Le dernier roi de Nubie soudanaise s'appelait Abdelaziz Zubair Al Malik Al Diab descendant direct du grand roi Nasser de Nubie qui aurait étudié en Égypte, chaque prénom représente dans l'ordre le prénom du dernier roi, puis son père et ainsi de suite.

Cest lorsque les anglais décidèrent de coloniser le Soudan que ce roi fut déchu de ses pouvoirs, il régnait alors depuis la capitale d'alors nommée Kouka.

 Ce royaume dura 500 ans environ, jusqu'au 20ème siècle. On peut noter que l'Angleterre détient une photo prise avec le roi Abdelaziz et la reine mère Victoria d'Angleterre. Des héritiers sans pouvoirs, c'est tout ce qu'il reste de ce royaume aujourd'hui.

 De même, le roi déchu, Abdelaziz était resté roi pour son peuple, mais il n'avait plus de pouvoir à l'arrivée des anglais. Ce fut effectivement le dernier royaume de Nubie connu à ce jour dans les livres historiques du Soudan et confirmé par les archéologistes qui étudient l'histoire de la Nubie.

 Un des prétendants au trône de la province de Nubie vit aujourd'hui en France, sous le nom de Elie, Omer , Mohamed Ahmed Salama. En effet, Ahmed Salama était un Effendi dans l'armée soudanaise, et il épousa Hassona Abdelaziz, l'une des filles du roi Abdelaziz.

 Le prince Elie ou Ilyass en arabe est considéré dans la ville de Kouka , ou Kokka selon les différentes prononciations à travers le monde en nubie soudanaise comme un véritable prince jusqu'à aujourd'hui, ainsi que sa famille et des honneurs leur sont faits. Plus on recule dans le temps et plus ce royaume était étendu.

D'après le fils direct du dernier roi AbdelAziz, le premier ascendant direct du roi Nasser était compagnon de Mahomet.

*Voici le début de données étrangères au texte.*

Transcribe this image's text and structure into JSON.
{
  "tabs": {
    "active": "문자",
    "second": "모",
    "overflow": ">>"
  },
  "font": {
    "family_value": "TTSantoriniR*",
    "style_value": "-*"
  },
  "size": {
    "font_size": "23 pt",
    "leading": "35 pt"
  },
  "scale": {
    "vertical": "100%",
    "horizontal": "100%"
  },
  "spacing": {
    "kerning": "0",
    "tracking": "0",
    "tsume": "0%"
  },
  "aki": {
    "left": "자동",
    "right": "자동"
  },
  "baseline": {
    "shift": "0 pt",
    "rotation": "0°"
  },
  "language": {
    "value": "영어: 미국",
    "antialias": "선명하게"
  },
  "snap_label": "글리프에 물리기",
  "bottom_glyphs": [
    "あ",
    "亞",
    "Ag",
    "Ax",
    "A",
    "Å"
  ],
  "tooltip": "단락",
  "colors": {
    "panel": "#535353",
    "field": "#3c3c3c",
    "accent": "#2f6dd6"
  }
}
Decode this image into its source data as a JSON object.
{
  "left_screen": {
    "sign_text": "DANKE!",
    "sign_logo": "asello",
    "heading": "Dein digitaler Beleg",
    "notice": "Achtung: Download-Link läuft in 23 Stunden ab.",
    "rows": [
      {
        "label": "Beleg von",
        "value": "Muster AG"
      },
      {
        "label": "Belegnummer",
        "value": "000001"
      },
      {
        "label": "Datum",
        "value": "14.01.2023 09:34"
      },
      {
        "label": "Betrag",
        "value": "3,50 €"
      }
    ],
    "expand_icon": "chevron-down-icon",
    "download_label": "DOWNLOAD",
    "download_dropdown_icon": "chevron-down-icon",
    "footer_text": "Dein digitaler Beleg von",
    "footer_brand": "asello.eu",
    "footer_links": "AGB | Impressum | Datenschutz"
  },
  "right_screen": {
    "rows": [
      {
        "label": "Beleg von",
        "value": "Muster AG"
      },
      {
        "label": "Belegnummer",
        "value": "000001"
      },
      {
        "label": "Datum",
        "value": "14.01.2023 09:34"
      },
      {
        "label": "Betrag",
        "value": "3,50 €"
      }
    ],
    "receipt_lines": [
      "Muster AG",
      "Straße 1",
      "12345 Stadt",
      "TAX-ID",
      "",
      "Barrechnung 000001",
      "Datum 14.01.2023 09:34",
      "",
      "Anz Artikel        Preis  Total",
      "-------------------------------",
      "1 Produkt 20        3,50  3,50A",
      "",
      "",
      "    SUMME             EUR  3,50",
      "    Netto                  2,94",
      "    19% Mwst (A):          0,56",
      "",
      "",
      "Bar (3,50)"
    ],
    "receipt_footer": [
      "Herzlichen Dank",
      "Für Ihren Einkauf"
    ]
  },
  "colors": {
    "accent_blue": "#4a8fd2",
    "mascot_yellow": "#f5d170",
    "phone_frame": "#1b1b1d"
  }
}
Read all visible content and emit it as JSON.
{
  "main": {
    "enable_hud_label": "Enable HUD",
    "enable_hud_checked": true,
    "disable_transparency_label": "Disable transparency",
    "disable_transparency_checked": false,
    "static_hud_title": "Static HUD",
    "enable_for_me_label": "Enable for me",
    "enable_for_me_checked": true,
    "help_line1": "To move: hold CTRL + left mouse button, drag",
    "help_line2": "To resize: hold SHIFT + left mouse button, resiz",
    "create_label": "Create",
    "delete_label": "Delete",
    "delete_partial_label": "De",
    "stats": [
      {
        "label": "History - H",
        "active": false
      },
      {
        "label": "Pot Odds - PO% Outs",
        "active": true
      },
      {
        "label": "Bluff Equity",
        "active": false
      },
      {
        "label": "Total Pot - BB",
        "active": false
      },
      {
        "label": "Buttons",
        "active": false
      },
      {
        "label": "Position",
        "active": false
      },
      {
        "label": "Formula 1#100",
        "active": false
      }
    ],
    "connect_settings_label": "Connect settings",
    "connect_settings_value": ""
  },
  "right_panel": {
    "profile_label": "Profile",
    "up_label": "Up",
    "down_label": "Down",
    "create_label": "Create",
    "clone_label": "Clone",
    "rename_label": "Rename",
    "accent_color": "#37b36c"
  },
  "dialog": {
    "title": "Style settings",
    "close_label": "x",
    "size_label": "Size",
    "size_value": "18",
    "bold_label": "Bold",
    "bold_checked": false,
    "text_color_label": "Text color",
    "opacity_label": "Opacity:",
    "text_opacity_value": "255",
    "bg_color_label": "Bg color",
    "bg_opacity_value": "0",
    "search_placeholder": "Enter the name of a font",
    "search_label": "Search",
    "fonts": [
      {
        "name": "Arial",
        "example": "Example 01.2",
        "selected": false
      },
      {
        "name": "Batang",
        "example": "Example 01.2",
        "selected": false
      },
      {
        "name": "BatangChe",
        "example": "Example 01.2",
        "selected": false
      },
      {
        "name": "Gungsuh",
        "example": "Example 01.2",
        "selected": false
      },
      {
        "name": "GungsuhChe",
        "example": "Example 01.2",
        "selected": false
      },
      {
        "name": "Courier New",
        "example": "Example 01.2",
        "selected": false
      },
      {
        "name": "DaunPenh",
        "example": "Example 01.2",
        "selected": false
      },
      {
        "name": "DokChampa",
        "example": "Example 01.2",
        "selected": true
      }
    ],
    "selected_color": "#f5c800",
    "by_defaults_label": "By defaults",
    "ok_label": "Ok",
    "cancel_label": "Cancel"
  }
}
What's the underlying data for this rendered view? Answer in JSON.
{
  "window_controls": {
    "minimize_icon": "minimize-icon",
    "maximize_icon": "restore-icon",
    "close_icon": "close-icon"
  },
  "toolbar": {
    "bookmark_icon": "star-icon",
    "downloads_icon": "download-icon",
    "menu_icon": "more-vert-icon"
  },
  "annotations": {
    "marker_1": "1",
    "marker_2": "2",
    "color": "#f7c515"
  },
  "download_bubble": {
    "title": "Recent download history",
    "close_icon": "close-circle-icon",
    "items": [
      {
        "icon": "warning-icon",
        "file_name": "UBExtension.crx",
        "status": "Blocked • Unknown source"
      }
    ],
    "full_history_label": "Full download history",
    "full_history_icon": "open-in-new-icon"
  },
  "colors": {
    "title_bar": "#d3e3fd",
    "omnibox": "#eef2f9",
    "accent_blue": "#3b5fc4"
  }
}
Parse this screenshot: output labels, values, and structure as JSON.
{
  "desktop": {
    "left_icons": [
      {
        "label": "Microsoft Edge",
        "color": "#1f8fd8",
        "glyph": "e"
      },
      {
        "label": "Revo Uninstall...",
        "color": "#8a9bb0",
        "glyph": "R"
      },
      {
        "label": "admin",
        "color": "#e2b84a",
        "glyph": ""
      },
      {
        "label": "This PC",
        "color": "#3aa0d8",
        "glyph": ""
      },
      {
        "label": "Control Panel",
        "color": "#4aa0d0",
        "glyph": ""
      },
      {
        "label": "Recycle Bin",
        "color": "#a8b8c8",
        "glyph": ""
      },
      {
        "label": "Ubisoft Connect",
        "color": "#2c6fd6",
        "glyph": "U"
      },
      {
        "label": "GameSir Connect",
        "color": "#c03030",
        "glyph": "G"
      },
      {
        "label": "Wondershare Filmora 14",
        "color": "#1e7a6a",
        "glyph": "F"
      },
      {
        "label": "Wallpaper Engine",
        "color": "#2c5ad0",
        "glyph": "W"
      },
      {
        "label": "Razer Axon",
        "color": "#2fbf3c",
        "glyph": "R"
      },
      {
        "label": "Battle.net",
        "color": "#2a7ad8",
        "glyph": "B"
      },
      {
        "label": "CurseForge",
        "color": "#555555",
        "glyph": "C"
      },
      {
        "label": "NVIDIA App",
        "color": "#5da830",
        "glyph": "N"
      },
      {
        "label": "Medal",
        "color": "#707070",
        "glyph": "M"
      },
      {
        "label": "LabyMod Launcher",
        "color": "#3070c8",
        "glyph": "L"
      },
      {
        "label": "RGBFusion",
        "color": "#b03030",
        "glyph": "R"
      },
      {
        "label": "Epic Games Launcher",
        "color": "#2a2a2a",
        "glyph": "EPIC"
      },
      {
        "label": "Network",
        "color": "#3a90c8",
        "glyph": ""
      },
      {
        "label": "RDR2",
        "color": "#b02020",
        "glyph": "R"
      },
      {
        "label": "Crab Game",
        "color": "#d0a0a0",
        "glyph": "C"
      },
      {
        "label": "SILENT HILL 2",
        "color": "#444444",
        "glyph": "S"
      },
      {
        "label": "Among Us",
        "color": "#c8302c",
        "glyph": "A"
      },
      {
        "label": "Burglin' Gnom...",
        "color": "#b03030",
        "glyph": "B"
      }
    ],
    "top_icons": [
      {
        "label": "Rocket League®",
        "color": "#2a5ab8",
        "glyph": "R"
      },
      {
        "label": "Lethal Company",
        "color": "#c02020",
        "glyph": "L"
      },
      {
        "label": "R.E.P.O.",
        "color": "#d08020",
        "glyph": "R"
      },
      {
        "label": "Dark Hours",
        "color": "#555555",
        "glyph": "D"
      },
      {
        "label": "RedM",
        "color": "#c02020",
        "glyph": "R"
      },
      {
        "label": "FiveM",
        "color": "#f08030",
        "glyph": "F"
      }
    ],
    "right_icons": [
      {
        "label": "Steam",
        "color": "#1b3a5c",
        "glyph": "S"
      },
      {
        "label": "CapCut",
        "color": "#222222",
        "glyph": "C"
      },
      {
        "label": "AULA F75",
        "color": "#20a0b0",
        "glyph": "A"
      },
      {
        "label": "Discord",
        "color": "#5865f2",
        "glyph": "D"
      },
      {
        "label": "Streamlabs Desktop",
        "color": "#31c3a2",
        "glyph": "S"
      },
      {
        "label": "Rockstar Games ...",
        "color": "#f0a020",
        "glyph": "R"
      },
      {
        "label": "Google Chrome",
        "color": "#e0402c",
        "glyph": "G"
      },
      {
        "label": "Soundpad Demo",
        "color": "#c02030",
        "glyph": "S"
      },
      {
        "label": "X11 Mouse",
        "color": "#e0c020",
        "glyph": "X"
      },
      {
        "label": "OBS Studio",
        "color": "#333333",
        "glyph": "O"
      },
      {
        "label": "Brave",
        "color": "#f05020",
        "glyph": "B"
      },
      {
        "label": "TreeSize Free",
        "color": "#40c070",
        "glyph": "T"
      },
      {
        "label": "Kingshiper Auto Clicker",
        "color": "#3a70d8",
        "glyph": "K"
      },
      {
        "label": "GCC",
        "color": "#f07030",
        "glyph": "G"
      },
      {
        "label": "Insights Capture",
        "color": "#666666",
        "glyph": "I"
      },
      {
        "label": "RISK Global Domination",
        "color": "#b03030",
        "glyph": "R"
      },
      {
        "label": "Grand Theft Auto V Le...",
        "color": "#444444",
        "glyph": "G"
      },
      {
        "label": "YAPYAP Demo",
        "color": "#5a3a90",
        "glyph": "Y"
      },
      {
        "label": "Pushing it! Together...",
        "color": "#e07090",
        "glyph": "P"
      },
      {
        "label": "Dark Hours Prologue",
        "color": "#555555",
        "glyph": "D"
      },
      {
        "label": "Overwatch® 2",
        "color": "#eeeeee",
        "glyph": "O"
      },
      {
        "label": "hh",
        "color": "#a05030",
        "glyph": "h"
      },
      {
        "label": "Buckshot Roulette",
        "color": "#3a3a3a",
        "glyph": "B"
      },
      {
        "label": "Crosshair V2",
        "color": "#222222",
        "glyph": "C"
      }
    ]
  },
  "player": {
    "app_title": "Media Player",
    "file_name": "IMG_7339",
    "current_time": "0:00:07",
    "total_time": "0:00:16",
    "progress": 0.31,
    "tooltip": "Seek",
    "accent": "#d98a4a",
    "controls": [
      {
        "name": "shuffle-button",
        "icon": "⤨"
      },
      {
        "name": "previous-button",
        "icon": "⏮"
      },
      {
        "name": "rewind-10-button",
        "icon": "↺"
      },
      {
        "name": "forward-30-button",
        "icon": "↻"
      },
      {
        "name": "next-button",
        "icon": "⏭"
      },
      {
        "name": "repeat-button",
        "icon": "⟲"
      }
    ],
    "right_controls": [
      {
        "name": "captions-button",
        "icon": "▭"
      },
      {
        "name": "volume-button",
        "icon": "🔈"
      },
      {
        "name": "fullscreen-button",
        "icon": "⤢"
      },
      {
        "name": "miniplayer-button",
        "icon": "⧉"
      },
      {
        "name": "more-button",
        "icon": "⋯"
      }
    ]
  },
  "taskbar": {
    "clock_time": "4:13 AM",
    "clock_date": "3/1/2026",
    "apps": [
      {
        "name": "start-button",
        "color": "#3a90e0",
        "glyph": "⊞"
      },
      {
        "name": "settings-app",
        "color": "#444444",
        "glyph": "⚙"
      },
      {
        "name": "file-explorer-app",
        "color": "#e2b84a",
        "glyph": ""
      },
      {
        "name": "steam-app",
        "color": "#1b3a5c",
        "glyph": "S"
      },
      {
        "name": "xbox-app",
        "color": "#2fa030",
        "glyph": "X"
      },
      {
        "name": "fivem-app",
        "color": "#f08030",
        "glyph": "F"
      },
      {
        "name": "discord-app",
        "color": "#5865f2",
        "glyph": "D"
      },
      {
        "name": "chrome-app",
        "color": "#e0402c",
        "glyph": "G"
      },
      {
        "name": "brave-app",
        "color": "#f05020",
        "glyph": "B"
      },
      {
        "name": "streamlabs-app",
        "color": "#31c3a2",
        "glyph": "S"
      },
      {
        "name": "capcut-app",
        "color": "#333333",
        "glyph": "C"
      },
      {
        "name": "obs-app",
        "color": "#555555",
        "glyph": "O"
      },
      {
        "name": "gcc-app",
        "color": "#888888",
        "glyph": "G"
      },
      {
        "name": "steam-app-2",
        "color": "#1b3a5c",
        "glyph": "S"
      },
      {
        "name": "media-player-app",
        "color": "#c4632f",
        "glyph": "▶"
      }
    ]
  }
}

Le plus ancien ascendant connu à ce jour s'appelait Al Khazraj.

Période islamique

XIVe au XIXe siècles

  • 1317 , Conversion forcée du royaume de Dongola à l’islam.

  • 1484 , Fondation du royaume foundj de Sennar , ou Sinnar par Amara Dounkas, qui annexera le royaume d’Alodie en 1504 , ou 1505.

  • 1820 ,  Méhémet-Ali, vice-roi d’Égypte, entreprend la conquête du Soudan.

  • 1821 ,  Annexion du Sennar et du Kordofan.

  • 1823 ,  Fondation de Khartoum.

  • 1874 , Annexion du Darfour.

  • 1881 , Muhammad Ahmad ibn Abd Allah Al-Mahdi se proclame le Mahdi et prend la tête d’un soulèvement contre les Égyptiens au Soudan.

  • 1885 ,  Gordon Pacha est tué lors de la prise de Khartoum par les mahdistes. Son adversaire, Muhammad Ahmad ibn Abd Allah Al-Mahdi, meurt à son tour quelques mois plus tard.

Période britannique

  • 1896 ,  Début de la reconquête du Soudan , le corps expéditionnaire anglo-égyptien du général Kitchener s’empare de Dongola.

  • 1898 ,  Kitchener écrase les mahdistes à Omdurman, près de Khartoum. Mort du calife Abdullah, successeur du Mahdi. Incident franco-britannique de Fachoda.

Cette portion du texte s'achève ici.